La production d’électricité nucléaire pourrait ainsi être considérée en totalité (nucléaire « historique » et « nouveau » nucléaire) comme une « facilité essentielle » (un bien commun), à l’instar des réseaux de transport et distribution, et son prix serait régulé par la CRE. Tous les fournisseurs d’électricité, EDF « vert » comme les alternatifs, achèteraient cette électricité au même prix et il n’y aurait plus de discrimination aux yeux de la Commission européenne(3).

Pour ses défenseurs, cette solution permettrait à l’État d’accorder des subventions à cette entreprise publique sans opposition de la Commission européenne puisque le nucléaire deviendrait un bien commun. Les subventions publiques, qui risquent d’induire des distorsions de concurrence, sont en effet interdites par les directives européennes, sauf si elles sont affectées à une infrastructure qui profite à tous les fournisseurs, ce qui serait le cas avec EDF « bleu ».

Ce projet Hercule est toutefois critiqué pour plusieurs raisons :

  • il risque de conduire à une désoptimisation des choix industriels du groupe EDF si plusieurs entités, certaines publiques, d’autres privées, ne sont reliées entre elles que par des rapports d’ordre financier (logique de holding). Certains anti-nucléaires peuvent être séduits par ce projet car cela peut être un moyen d’isoler le nucléaire pour organiser sa « sortie » ;
     
  • il peut sembler illogique de rattacher une partie du réseau électrique (RTE) à une entreprise publique, et l’autre partie (Enedis) à une société privatisée (EDF « vert »)(4) ;
     
  • on peut anticiper que le gestionnaire du réseau de distribution Enedis, en charge de l’injection comme du soutirage des kWh, se trouvera face à un conflit d’intérêt lorsqu’il s’agira d’arbitrer entre le raccordement de capacités renouvelables financées par EDF « vert » et de celles financées par des alternatifs ;
     
  • la privatisation d’EDF « vert » trouve sa légitimité dans l’ouverture du capital d’Enedis qui en constitue la pépite. C’est une activité stratégique et l’entrée possible au capital de fonds de pension américains ou de capitaux chinois ne peut qu’inquiéter. Contrôler les réseaux c’est imposer ses normes et maîtriser une foule de données sensibles.

Alternative n°1 : le maintien du statu quo de la structure d’EDF et un financement « au fil de l’eau » du nouveau nucléaire

La justification du projet Hercule s’appuie beaucoup sur la difficulté qu’aurait EDF à s’endetter davantage, dans un contexte où l’entreprise est déjà fortement endettée (41 milliards d’euros) et doit financer le grand carénage d’une partie du nucléaire historique (35 à 45 milliards d’euros sur une dizaine d’années).
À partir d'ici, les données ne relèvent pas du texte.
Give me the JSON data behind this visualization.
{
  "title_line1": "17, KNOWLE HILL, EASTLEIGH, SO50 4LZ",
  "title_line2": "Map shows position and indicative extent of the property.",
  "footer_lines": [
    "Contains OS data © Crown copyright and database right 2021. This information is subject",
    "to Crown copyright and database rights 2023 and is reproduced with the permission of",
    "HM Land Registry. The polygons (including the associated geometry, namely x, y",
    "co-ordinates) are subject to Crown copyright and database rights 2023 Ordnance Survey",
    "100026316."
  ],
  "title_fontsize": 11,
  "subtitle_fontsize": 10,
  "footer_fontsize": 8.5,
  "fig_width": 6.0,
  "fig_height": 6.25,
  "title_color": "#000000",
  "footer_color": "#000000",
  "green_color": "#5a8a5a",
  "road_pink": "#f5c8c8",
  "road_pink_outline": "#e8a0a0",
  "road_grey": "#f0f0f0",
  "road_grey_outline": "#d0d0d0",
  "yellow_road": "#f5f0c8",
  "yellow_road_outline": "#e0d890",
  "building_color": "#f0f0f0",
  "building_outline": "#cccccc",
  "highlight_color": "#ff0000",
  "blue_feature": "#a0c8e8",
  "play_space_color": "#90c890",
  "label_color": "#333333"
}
Une solution serait de financer le nouveau nucléaire (47 milliards d’euros au total dans le cas de 6 « EPR2 », sur une période assez longue) de la même façon que l’on finance les réseaux de transport et de distribution, « au fil de l’eau » : la CRE donne son accord pour un programme pluriannuel et calcule chaque année la BAR (base d’actifs régulés) par rapport à laquelle est fixé le montant à récupérer pour financer l’investissement de l’année et l’amortissement en cours(5).

Il faudrait y inclure, comme pour les réseaux, un taux de rendement du capital investi. Dans cette configuration, EDF n’aurait pas à faire l’avance de l’ensemble ou d’une grande partie du financement et se contenterait de lever les fonds nécessaires aux investissements annuels.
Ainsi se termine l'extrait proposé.